L'ETOILE ET SON HISTOIRE par Ghislain LANCEL |
Depuis le recensement de 1906, on savait que le château avait été aménagé en immeuble à loyers locatifs (numéros d'immeubles 191 et 192 de la Rue St-Martin, 72 personnes réparties en 29 locations). Eugène Magnier, cultivateur et maire du village, avait été propriétaire du château. Après le décès de sa veuve en 1897, c'est Céline Magnier, célibataire, qui avait hérité du château et lui avait redonné vie. Bien avant nos châtelains d'aujourd'hui qui transforment leur château en hôtel de luxe ou en gîte de charme, elle avait eu l'idée de rentabiliser son château en logements meublés ! Une grande différence toutefois, à L'Etoile, les locataires n'étaient bien souvent que de modestes ouvriers accourus trouver un emploi chez St-Frères !
Après le décès de Céline, en 1933, le château avait été racheté en 1936 par Jean-Baptiste Machu (brigadier du village), avant de revenir dès l'année suivante dans la famille Magnier (André Magnier, neveu de Céline, cultivateur). Cette période un peu confuse de rachat et de succession avait certainement justifié de la tenue d'un cahier de comptes, recettes et dépenses, cahier qui a été sauvegardé malgré la destruction du château en 1951 !

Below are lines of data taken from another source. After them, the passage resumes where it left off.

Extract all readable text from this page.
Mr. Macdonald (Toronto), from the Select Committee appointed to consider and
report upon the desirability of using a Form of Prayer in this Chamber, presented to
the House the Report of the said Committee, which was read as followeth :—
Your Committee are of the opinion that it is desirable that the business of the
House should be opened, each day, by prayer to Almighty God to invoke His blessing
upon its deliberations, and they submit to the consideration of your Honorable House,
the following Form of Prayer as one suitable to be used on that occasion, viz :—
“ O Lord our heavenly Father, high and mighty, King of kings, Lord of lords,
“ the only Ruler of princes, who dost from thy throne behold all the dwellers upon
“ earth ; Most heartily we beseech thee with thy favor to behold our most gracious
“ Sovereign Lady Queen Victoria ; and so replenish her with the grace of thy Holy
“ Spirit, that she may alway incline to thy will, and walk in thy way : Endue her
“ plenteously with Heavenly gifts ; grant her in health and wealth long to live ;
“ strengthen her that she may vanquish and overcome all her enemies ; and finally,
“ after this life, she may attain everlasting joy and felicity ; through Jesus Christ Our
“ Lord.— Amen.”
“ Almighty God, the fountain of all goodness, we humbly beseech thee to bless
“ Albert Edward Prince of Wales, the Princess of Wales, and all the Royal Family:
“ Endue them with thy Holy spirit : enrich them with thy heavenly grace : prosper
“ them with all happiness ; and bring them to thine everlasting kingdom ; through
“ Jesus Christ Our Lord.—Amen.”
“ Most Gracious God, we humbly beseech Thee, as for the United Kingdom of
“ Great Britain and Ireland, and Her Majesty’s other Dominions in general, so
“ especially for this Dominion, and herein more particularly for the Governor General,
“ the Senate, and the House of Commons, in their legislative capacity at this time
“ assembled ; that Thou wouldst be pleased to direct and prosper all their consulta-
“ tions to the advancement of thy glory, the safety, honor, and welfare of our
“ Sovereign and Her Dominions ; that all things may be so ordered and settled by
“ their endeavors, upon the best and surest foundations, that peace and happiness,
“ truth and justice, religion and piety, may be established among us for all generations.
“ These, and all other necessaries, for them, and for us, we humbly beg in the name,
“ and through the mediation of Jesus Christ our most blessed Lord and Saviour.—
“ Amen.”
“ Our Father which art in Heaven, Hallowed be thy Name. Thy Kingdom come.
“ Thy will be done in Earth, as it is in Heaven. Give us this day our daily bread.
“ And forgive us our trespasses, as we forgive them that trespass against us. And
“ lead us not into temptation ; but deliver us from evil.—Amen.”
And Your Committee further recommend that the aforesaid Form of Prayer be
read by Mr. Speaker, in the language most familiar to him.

Les recettes, en dehors de quelques anecdotiques ventes de fruits ou de vieux meubles, n'étaient constituées que du loyer des locataires, par quinzaine, et donc à la même fréquence que celle de la paye à l'usine Saint-Frères. Le loyer était assez souvent d’un montant de 15,50 francs (en 1934), très rarement jusqu'à 50 francs. Aux recettes, s'ajoutait la location des meubles, très variable suivant les locataires, ainsi pour Marcel Barbier une commode évaluée 20 francs et un fauteuil, 5 francs, pour Melle Spincer, un poêle et une table, 20 francs, pour Vincent, une commode, trois chaises, une table, une glace et une armoire pour 60 francs. La location de base ne devait donc comprendre qu'un lit !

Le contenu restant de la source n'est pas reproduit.